Belfast Metropolitan College

Belfast Met college students on a plane

Students gain skills while supporting social enterprises

The ICE with GRIT programme has brought real-life business experiences to vocational education and training students at Belfast Metropolitan College by harnessing the social enterprise communities in Northern Ireland and the Netherlands.

The project, which began in 2017 and backed by a €186,000 Erasmus+ grant, tackled long-standing local skills, economic development, and social inclusion problems by allowing students to work on challenges faced by organisations such as the NSPCC.

As well as improving their confidence and problem-solving skills locally, students also visited Konig Willhelm College in Hertogenbosch to learn from the Dutch experience.

Connecting social entrepreneurs with college students

The needs of social enterprises presented a unique opportunity to both develop students and improve local economic conditions. 

“We identified that resilience, confidence and independence were key for students,” said Glen McMahon, the International Manager for Belfast Met.

“ICE with GRIT allowed the voluntary sector and social enterprises in Northern Ireland to connect with us and come to the college with projects that they cannot afford employees to solve.

“This allowed our students to get real-life experience without disrupting the curriculum, or the industry.”

The social enterprise experiences allowed students to obtain work opportunities with local blue-chip employers such as Citibank, an organisation that traditionally only employs graduates.

What did the Belfast Metropolitan College students gain?

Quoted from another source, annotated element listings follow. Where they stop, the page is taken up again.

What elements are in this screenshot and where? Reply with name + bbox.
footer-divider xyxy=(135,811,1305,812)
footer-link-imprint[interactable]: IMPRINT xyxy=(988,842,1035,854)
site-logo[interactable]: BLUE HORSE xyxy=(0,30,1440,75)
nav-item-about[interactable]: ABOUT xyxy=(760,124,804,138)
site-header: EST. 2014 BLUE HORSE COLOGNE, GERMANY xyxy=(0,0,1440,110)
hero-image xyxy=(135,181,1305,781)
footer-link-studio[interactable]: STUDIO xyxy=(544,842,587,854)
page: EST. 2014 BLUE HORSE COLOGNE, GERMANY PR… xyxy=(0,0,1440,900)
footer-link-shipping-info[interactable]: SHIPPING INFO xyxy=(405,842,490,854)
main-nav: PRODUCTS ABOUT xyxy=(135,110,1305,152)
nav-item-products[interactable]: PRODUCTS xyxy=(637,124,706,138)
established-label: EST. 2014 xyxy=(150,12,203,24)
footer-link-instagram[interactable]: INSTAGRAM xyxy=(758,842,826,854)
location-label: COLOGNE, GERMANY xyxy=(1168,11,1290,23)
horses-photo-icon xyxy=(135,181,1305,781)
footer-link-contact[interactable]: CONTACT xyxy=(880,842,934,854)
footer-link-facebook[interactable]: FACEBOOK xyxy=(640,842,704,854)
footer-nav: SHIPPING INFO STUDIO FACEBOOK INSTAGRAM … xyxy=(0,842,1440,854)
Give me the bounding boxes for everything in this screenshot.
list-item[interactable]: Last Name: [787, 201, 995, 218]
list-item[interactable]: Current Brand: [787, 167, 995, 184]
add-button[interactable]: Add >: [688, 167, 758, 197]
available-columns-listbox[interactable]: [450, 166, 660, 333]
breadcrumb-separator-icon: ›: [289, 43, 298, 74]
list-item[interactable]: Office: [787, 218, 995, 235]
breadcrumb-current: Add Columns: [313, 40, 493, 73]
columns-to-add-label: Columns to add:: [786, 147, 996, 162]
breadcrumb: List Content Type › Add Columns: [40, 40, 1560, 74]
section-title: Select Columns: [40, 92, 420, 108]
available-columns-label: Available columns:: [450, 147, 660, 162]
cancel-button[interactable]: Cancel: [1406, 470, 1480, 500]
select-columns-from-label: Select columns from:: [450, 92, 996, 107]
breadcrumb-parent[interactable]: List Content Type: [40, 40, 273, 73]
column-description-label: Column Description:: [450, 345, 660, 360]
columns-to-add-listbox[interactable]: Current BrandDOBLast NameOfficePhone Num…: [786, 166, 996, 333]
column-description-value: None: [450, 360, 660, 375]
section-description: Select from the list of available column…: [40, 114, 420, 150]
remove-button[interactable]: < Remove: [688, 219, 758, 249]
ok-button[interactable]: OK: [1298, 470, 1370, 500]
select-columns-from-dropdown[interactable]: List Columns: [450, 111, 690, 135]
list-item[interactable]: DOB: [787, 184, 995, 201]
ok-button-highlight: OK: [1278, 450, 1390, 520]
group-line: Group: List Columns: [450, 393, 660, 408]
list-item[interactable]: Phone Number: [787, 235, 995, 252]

Belfast Met student holding his certificate

“They learnt problem-solving skills by solving the challenges the social enterprises put forward. For example, the students have reviewed websites for a social enterprise that couldn’t afford to use a marketing company.

“I think our young people are going to be more prepared. Their confidence has increased. It has given them an appetite to get up and enjoy life and go and see something,” said Glen.

The college worked with awarding bodies including Edexcel Pearson and the Education and Training Inspectorate for Northern Ireland to create a focused qualification for students.

“We chose to do this in-house rather than use an external company. Our students come to us at a lower level. We want to hold on to them and get them into level 5 qualifications,” added Glen.

Lessons learnt during Erasmus+ exchange visits

During the visit to the Netherlands, the social enterprise partners of Konig Wilhelm College met with the visiting students and lecturers.

Studying the links the college had with their local social enterprises enabled Belfast Met to forge better links with their own local third-sector employers.

“We wanted to know why the colleges in the Netherlands connected so well to social enterprise. A strong output of the project has been our work with a local hospice and the NSPCC. The curriculum area manager was able to look at the Dutch format, understand it and implement it in our college,” said Glen.

ICE with GRIT students

“We have had ten teachers and lecturers involved. They have realised it’s not a hassle. It can open your mind. You realise that the other lecturers face the same challenges you face. Talking through things together creates a collaboration space.”

The benefits for Belfast Met

Glen feels that ICE with GRIT has enhanced the curriculum offer and reputation of Belfast Met.

“Colleges used to be places where you went if you didn’t get the grades to continue the academic route. Now, we are the number one choice for Cyber Security in Northern Ireland. For general business, IT and financial services we are arguably the number one college in the UK outside of London.

“The reason we are at the table today is because of internationalisation. Erasmus+ is making Belfast Met an attractive place to study.”